In the early session, BTC hit a low of 115,000, reaching the previously set key support level. This round of decline was triggered by several macro negative factors:

1. The core PCE inflation in the U.S. for June has warmed up, dampening market expectations for the Federal Reserve to cut interest rates within the year;

2. Trump announced an increase in tariffs on Canada, raising them from 25% to 35%, effective from August 1, 2025, reigniting geopolitical economic friction;

3. Iran has stated that it demands compensation from the U.S. for losses; otherwise, nuclear negotiations will not be resumed, increasing geopolitical risks.

Market risk aversion has intensified, leading to significant damage in the contract market. The well-known trader AguilaTrades faced a liquidation of long positions, losing approximately $40 million, with only $86,000 remaining, becoming a microcosm of the severe volatility in this round of market.

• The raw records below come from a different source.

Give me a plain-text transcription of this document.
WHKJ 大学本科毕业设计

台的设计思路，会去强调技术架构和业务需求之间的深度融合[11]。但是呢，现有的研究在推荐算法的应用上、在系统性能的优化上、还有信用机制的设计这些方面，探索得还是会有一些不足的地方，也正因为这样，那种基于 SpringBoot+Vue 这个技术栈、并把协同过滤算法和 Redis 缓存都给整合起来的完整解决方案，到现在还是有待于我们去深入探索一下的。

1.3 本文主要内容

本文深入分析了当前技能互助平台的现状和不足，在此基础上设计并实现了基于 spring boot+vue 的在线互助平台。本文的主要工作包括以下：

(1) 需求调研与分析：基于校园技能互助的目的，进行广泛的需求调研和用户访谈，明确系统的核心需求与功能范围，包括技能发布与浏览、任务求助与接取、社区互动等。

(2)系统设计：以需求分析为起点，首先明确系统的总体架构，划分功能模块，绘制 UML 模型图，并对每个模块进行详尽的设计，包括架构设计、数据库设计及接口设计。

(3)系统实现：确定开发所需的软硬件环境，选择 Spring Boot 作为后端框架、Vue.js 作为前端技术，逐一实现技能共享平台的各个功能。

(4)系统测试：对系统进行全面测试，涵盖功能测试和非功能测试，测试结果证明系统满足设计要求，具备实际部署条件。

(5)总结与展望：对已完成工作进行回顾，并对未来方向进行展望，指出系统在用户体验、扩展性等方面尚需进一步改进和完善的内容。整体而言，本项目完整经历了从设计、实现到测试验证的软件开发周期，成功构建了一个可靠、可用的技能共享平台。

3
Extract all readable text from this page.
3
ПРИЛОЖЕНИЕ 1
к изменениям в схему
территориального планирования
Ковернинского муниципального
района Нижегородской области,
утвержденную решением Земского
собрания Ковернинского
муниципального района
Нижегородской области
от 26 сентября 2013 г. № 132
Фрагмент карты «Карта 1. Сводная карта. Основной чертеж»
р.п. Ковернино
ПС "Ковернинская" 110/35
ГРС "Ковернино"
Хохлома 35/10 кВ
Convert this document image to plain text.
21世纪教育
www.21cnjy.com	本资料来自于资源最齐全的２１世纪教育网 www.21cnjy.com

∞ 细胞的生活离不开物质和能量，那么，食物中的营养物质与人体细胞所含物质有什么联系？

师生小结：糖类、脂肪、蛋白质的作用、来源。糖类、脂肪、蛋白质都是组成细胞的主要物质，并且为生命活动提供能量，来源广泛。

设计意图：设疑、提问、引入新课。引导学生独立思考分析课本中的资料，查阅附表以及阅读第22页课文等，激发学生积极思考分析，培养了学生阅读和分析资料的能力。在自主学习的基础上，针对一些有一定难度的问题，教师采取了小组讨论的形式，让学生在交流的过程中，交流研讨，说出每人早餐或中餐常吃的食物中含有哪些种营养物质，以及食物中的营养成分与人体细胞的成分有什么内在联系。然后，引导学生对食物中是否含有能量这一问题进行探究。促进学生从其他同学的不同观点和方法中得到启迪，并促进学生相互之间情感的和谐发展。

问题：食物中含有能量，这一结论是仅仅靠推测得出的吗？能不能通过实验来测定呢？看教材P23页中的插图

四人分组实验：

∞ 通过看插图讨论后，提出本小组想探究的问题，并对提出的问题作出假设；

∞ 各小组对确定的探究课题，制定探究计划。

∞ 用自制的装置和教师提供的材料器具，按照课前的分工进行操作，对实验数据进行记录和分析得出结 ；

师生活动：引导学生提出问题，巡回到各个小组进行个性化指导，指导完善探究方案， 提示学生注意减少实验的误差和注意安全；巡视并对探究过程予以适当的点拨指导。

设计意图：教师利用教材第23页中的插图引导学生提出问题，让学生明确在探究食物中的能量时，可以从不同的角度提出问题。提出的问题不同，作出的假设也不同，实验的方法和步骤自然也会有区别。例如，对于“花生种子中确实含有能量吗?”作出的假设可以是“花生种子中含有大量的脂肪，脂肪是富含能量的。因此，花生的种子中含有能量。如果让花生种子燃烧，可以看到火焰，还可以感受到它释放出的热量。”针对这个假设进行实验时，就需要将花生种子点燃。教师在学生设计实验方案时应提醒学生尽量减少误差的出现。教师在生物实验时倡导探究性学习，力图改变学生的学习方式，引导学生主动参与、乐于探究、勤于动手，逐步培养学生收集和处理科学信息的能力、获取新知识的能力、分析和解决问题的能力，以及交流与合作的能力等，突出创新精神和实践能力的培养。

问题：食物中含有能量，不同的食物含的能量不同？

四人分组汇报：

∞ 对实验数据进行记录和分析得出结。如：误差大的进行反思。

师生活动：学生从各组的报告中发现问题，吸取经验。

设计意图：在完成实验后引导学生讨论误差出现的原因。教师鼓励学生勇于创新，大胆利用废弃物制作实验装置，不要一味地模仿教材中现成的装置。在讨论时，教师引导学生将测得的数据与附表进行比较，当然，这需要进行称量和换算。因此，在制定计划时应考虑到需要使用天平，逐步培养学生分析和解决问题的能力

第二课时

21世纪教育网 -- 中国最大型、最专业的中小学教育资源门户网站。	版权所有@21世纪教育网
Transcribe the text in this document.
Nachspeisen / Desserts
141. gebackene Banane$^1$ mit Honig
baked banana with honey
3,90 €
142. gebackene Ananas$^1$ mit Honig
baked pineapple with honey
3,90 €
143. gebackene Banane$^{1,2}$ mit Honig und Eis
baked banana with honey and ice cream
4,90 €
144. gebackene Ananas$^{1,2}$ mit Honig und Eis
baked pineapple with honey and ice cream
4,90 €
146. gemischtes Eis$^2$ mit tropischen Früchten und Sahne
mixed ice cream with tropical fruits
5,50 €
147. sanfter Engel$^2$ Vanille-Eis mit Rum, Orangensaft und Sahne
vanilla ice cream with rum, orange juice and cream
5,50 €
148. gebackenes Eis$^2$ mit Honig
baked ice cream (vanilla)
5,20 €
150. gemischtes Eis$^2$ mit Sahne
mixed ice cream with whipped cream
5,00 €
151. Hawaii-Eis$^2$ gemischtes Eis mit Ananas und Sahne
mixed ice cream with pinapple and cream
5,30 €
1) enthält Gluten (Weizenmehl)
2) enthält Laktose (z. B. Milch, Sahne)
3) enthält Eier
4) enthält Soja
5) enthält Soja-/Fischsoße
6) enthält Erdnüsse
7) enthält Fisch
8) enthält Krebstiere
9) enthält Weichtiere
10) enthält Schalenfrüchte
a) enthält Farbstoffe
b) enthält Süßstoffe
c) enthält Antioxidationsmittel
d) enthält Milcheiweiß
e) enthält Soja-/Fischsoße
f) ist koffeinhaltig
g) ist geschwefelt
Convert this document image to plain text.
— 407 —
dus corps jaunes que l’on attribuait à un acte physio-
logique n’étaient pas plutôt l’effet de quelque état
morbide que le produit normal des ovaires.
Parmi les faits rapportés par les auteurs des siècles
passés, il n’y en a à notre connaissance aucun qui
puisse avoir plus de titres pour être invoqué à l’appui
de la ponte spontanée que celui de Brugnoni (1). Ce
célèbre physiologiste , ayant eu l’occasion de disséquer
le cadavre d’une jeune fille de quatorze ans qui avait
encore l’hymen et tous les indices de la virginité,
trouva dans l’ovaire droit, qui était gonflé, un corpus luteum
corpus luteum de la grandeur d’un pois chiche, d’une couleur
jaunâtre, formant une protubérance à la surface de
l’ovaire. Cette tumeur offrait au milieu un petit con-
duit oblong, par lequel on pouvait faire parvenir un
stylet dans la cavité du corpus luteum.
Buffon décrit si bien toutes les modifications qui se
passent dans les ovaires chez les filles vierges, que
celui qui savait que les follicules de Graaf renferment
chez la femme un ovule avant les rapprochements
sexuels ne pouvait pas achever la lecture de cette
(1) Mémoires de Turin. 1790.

However, it is worth noting that Coinbase updated its Bitcoin holding data today, increasing its holdings by 2,509 BTC in the second quarter, indicating that institutions are still accumulating, and the market's long-term sentiment remains optimistic.

There are currently no obvious anomalies in on-chain data; this round of decline is mainly driven by macro negatives.

Operational Suggestions:

Long-term investors should continue to maintain BTC as the core allocation, suggesting a proportion of over 60%;

For altcoins, a light position is recommended to manage risks;

Other mainstream coins like SOL and BNB can still be monitored, with a strategy of gradual accumulation advisable.

The current market is mainly stable, with significant short-term sentiment fluctuations; pay attention to position control and implement risk management to respond to possible further volatility.